The Trent–Severn Waterway is a 386 kilometres (240 mi)-long canal route connecting Lake Ontario at Trenton to Lake Huron at Port Severn. Its major natural waterways include the Trent River, Otonabee River, the Kawartha lakes, Lake Simcoe, Lake Couchiching and the Severn River. Its scenic, meandering route has been called "one of the finest interconnected systems of navigation in the world".
The canal was originally surveyed as a logging route, but the first lock was built in 1833 as a commercial venture. This connected a number of lakes and rivers near the center of the waterway, opening a large area to navigation by steamship. The government began construction of three additional locks when the Upper Canada Rebellion of 1837 broke out. This led the government to reexamine the project, concluding that the route would have too many locks to allow rapid movement for logging purposes. They decided that the locks under construction would be completed, but the rest could be turned into timber slides. This left the completed inland section with no outlet, which business interests addressed by connecting to the route with a number of new toll roads, plank roads, and later, railways.

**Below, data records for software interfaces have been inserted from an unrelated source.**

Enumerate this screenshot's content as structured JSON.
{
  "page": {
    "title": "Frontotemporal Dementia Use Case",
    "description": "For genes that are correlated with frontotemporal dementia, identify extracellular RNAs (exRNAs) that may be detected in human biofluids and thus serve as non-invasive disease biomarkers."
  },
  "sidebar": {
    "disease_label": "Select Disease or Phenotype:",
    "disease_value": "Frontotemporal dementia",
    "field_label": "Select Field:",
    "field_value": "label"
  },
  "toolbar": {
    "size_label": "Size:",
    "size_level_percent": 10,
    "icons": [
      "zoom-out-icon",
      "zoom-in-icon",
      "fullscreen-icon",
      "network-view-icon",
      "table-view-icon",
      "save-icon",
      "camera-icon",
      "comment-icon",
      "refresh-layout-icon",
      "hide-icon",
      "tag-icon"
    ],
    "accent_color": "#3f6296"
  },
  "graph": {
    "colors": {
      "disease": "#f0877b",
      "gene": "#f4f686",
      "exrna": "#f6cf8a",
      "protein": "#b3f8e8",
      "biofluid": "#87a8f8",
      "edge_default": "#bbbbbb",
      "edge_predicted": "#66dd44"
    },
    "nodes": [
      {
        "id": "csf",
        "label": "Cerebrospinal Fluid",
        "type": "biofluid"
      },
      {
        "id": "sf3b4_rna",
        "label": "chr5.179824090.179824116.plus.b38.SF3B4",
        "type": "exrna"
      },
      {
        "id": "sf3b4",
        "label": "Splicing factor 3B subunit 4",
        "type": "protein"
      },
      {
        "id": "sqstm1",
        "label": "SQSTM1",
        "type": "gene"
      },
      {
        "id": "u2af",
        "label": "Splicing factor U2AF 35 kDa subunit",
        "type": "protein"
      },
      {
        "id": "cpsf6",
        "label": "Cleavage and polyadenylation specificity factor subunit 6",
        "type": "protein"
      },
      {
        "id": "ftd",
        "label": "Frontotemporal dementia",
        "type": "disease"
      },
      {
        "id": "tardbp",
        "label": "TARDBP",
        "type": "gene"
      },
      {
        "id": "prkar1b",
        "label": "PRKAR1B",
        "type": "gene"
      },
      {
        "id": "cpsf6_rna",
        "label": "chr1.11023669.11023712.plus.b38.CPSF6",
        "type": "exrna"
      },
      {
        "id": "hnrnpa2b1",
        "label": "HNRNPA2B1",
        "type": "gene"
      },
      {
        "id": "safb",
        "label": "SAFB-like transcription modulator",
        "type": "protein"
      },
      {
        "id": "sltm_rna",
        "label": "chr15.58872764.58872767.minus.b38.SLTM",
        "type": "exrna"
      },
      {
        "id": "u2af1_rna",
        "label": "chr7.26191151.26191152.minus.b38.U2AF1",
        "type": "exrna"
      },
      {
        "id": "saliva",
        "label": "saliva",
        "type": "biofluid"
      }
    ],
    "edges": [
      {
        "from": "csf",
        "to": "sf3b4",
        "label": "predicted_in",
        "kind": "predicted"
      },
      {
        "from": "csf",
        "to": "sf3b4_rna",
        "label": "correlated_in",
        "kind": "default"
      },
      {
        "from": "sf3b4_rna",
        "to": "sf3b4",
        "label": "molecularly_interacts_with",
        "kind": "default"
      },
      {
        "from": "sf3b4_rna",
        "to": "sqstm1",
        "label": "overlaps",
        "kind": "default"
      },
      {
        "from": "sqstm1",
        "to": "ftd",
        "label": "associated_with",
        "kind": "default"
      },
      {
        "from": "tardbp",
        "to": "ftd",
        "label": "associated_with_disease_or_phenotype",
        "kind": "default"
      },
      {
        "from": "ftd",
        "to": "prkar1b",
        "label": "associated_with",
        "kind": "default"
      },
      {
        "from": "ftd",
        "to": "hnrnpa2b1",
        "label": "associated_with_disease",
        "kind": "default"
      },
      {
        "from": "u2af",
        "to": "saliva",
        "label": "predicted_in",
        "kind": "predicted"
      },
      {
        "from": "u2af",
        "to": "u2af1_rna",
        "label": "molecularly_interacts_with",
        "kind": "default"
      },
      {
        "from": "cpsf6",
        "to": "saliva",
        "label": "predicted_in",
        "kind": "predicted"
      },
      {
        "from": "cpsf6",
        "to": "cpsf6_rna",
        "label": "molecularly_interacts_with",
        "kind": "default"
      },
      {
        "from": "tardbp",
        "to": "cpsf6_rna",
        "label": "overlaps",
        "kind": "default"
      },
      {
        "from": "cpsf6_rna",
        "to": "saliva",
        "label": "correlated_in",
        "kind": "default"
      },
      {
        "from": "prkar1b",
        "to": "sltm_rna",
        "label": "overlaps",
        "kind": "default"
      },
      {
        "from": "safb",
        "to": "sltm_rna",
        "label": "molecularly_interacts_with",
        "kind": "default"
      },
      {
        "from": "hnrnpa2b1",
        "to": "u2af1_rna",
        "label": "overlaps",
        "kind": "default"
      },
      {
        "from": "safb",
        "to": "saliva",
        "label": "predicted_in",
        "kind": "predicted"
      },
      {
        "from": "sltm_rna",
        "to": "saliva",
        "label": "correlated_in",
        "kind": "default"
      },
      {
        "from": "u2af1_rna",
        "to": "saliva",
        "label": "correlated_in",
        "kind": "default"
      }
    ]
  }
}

John A. Macdonald's government restarted construction in the 1880s, adding a number of new locks and pushing the route westward before construction once again halted. For many years after this, the canal was used as a political tool to garner votes from seats along the route, with little actual construction being carried out. It was not until just before the turn of the century that a number of political changes built up incredible pressure on Wilfrid Laurier's Liberals and serious work started once again. The canal reached both Peterborough and Lake Simcoe in 1904. The final sections were greatly delayed by World War I, with the link to Trenton opening in 1918, followed by the link to Georgian Bay in early 1920. The first complete transit of the waterway was made in July of that year.

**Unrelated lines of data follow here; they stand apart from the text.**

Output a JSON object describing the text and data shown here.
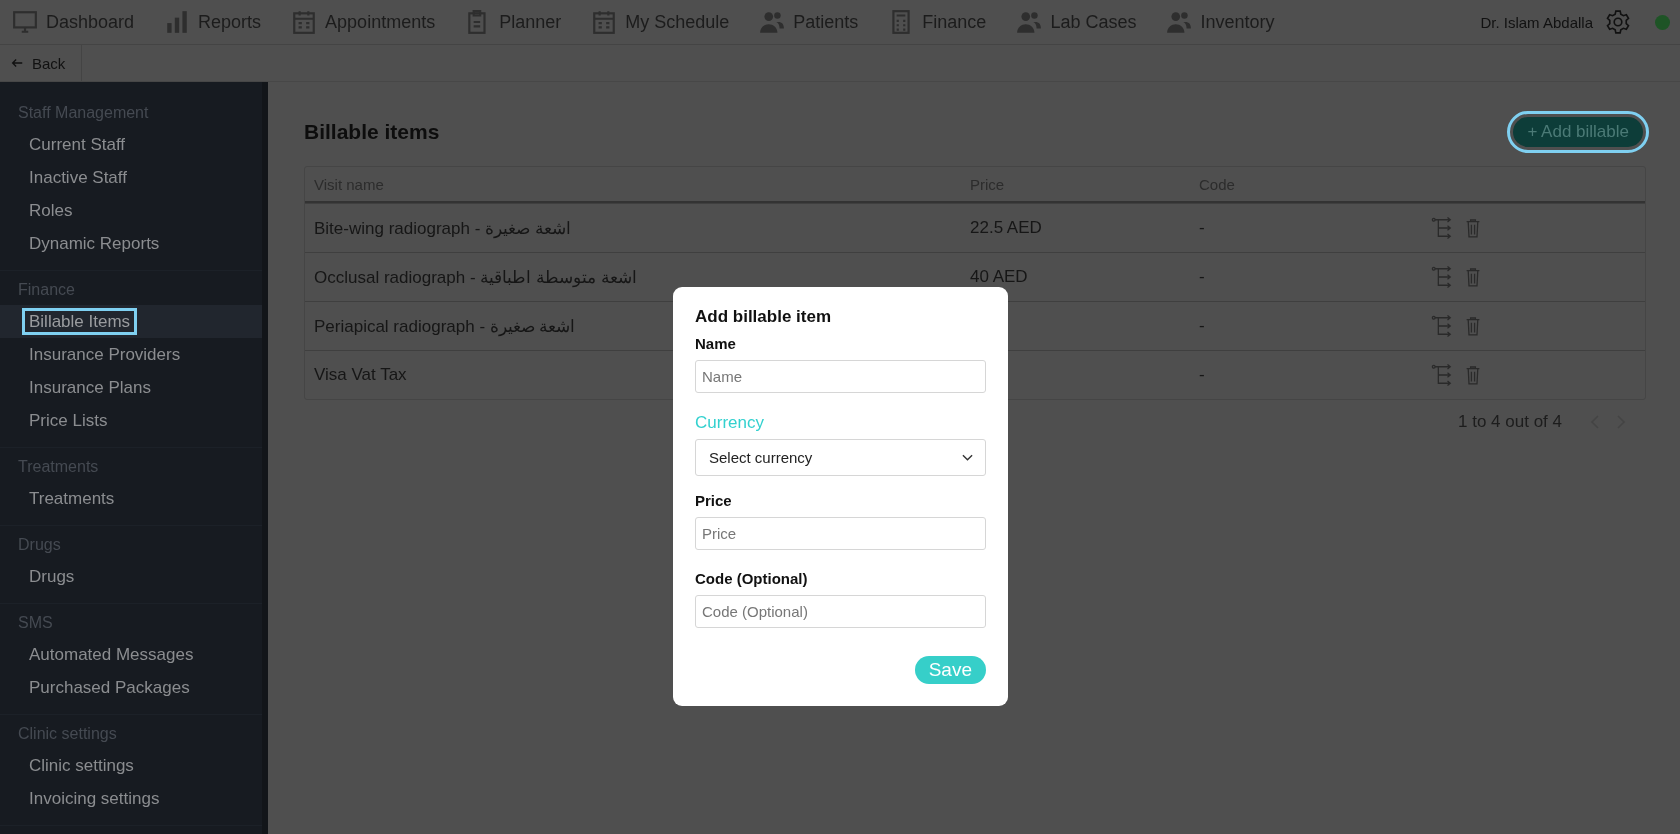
{
  "nav": {
    "items": [
      {
        "label": "Dashboard"
      },
      {
        "label": "Reports"
      },
      {
        "label": "Appointments"
      },
      {
        "label": "Planner"
      },
      {
        "label": "My Schedule"
      },
      {
        "label": "Patients"
      },
      {
        "label": "Finance"
      },
      {
        "label": "Lab Cases"
      },
      {
        "label": "Inventory"
      }
    ],
    "user": "Dr. Islam Abdalla"
  },
  "back": {
    "label": "Back"
  },
  "sidebar": {
    "groups": [
      {
        "heading": "Staff Management",
        "items": [
          {
            "label": "Current Staff",
            "selected": false
          },
          {
            "label": "Inactive Staff",
            "selected": false
          },
          {
            "label": "Roles",
            "selected": false
          },
          {
            "label": "Dynamic Reports",
            "selected": false
          }
        ]
      },
      {
        "heading": "Finance",
        "items": [
          {
            "label": "Billable Items",
            "selected": true
          },
          {
            "label": "Insurance Providers",
            "selected": false
          },
          {
            "label": "Insurance Plans",
            "selected": false
          },
          {
            "label": "Price Lists",
            "selected": false
          }
        ]
      },
      {
        "heading": "Treatments",
        "items": [
          {
            "label": "Treatments",
            "selected": false
          }
        ]
      },
      {
        "heading": "Drugs",
        "items": [
          {
            "label": "Drugs",
            "selected": false
          }
        ]
      },
      {
        "heading": "SMS",
        "items": [
          {
            "label": "Automated Messages",
            "selected": false
          },
          {
            "label": "Purchased Packages",
            "selected": false
          }
        ]
      },
      {
        "heading": "Clinic settings",
        "items": [
          {
            "label": "Clinic settings",
            "selected": false
          },
          {
            "label": "Invoicing settings",
            "selected": false
          }
        ]
      }
    ]
  },
  "page": {
    "title": "Billable items",
    "add_button": "+ Add billable"
  },
  "table": {
    "columns": [
      "Visit name",
      "Price",
      "Code"
    ],
    "rows": [
      {
        "name": "Bite-wing radiograph - اشعة صغيرة",
        "price": "22.5 AED",
        "code": "-"
      },
      {
        "name": "Occlusal radiograph - اشعة متوسطة اطباقية",
        "price": "40 AED",
        "code": "-"
      },
      {
        "name": "Periapical radiograph - اشعة صغيرة",
        "code": "-"
      },
      {
        "name": "Visa Vat Tax",
        "code": "-"
      }
    ]
  },
  "pagination": {
    "summary": "1 to 4 out of 4"
  },
  "modal": {
    "title": "Add billable item",
    "fields": [
      {
        "kind": "input",
        "label": "Name",
        "placeholder": "Name",
        "focused": false
      },
      {
        "kind": "select",
        "label": "Currency",
        "placeholder": "Select currency",
        "focused": true
      },
      {
        "kind": "input",
        "label": "Price",
        "placeholder": "Price",
        "focused": false
      },
      {
        "kind": "input",
        "label": "Code (Optional)",
        "placeholder": "Code (Optional)",
        "focused": false
      }
    ],
    "save": "Save"
  }
}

By the time the route was completed its use as a commercial waterway was over; ships plying the Great Lakes had grown much larger than the canal could handle, and the railways that originally connected to the canal now took most of its freight. But the introduction of motor boats led to the Trent–Severn's emergence as a pleasure boating route, and today it is one of Ontario's major tourist attractions. Its passage through cottage country, both Muskoka in the west and the Kawarthas in the east, makes it perfectly positioned as a cruising route, drawing thousands of visitors every year. It also forms a major portion of the Great Loop. Today it is officially organized as a National Historic Site of Canada linear park operated by Parks Canada It is open for navigation from May until October, while its shore lands and bridges are open year-round.